Each topically applied PowerStrip has two layers. The outer layer contains elemental Germanium. The inner or adhesive layer contains a proprietary blend of: Fermented Korean Red Ginseng, Silver and (Alpha-c CMPTM) Marine Phytoplankton. The unique ginseng contains Saponin which is an herb that is not consumed orally due to certain properties that in tests have not assimilated well through oral consumption despite its healing properties. Although specific efficacy data is limited, this herb has demonstrated to be effective in topical form. Testimonials from users of all ages are diverse and very positive. The strips are designed for use every 2 days and a 1-month pack of 15 strips costs $69.95.
According to recent filings and press releases, the company has enjoyed superior top-line growth in recent months, and we believe that management will markedly increase future revenue and earnings guidance on its 3Q13 conference call on Thursday, November 14. As noted in the press releases below, September 2013 sales grew by 90% over August 2013, and October sales rose by 20% over September.
For 2Q13, revenue grew by 48% on a sequential basis from the first quarter, with the company recording sales of $4M versus $2.7M in sales. Leveraging the huge popularity of its offerings and an addition of 3,200 new distributor sign-ups for its FGExpress division from August 2013, sales growth for September and even October continue to set records for the company. Big increases in new distributors are a great indication of much higher Q3 and future sales and provide management with enhanced visibility.
Interestingly, despite press releases outlining recent monthly sales growth, and the expectation of higher future financial guidance, this under-followed stock has pulled back in recent weeks following big gains from September to October. We believe that the pending quarterly financials release and subsequent guidance upgrade will serve as catalysts to drive the shares higher, based on its relatively low valuation and that continued success can support a higher stock price and valuation.
The current, company-stated expectation for revenue this year is $16M-$18M with EPS of $0.04-$0.06 and $30M-$40M in sales and EPS of $0.10-$0.15 in EPS for 2014. Even with only a 10% increase in top-line revenue guidance, we believe that FVRG could ultimately trade up to the $4.00-$4.50 range, which would represent a 1.5x revenue 2014 revenue multiple. It should be noted that this multiple is only a marginal premium to controversial comparables USANA (USNA) and Herbalife (HLF).

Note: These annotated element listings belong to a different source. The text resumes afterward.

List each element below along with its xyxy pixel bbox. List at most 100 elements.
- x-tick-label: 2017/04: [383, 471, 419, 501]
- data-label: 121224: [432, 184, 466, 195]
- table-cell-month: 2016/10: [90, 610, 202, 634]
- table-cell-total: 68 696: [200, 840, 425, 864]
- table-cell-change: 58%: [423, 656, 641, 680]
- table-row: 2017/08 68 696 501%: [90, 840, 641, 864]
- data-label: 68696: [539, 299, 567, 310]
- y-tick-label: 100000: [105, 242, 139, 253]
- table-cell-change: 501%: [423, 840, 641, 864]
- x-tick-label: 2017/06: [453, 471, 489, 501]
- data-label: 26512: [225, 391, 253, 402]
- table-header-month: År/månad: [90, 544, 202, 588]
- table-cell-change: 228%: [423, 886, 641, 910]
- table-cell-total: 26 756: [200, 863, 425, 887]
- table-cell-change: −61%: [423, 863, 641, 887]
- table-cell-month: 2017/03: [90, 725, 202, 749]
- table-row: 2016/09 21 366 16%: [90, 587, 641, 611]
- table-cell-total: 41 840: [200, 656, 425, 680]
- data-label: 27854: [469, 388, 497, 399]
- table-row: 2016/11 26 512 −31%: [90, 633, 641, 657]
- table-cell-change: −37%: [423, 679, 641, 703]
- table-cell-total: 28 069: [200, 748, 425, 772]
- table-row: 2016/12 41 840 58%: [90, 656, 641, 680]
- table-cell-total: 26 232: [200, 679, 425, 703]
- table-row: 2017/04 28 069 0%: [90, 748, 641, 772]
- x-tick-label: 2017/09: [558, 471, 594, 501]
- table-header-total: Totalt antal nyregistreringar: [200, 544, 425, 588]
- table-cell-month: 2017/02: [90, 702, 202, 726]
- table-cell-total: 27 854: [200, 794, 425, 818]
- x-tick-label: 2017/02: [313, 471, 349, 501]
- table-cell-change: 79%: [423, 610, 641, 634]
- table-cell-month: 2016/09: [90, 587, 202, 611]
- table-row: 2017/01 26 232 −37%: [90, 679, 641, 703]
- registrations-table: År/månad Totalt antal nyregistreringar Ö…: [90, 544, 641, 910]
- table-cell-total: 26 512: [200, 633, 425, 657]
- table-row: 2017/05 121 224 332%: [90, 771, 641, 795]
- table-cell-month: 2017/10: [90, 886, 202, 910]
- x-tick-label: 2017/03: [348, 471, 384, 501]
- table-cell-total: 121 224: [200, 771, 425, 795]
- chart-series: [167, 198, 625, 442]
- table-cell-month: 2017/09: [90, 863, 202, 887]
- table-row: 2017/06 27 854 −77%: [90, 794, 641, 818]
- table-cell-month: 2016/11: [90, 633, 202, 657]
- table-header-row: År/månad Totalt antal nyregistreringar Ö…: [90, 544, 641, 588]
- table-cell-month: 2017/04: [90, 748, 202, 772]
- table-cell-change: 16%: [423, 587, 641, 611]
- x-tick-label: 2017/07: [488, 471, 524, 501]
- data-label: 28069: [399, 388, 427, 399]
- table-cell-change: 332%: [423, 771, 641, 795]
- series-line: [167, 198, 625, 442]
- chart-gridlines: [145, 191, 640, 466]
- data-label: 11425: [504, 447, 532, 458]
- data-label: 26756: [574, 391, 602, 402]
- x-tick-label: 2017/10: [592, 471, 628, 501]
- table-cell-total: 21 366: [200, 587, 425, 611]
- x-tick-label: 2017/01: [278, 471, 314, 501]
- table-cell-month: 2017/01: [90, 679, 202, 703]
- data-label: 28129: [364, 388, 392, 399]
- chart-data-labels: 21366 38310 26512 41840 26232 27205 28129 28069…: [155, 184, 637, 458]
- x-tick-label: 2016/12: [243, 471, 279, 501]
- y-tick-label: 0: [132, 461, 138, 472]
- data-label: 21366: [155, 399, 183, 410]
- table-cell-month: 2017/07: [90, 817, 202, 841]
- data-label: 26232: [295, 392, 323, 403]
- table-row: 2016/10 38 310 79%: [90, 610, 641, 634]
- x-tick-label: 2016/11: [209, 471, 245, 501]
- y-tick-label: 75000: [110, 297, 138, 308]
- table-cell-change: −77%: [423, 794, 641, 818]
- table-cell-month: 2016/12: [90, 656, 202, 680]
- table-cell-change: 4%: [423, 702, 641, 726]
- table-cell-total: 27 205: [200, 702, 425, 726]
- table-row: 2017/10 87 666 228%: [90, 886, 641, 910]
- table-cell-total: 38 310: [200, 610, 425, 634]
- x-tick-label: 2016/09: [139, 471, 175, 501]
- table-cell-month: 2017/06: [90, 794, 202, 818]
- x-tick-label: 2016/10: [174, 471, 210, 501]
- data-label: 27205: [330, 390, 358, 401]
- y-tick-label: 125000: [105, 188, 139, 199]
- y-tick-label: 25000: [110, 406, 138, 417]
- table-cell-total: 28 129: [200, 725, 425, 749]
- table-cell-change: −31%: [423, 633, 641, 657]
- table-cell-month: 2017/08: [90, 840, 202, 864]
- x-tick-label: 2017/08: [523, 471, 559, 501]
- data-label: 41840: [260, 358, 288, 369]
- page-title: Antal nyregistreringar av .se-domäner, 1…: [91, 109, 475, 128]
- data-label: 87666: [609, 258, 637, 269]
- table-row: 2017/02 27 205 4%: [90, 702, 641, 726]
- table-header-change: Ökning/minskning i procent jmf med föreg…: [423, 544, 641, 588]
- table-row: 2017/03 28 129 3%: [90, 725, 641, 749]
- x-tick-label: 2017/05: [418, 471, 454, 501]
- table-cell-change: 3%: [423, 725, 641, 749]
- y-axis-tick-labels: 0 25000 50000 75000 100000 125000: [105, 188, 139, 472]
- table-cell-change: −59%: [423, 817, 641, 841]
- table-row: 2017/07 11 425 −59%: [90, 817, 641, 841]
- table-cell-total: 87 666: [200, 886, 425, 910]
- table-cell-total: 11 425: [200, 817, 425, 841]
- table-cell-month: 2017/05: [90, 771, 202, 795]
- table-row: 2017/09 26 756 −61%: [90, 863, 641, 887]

Moreover, the company should enjoy margin expansion in conjunction with its higher sales, which would favorably impact EPS enough to approach the $0.20 level next year. A $4.00 target would represent a 20x or so multiple on such EPS, which is certainly reasonable for a hyper-growth emerging growth stock in the early phases of its growth trajectory with a unique product offering edge.
Disclosure: I have no positions in any stocks mentioned, and no plans to initiate any positions within the next 72 hours. I wrote this article myself, and it expresses my own opinions. I am not receiving compensation for it. I have no business relationship with any company whose stock is mentioned in this article.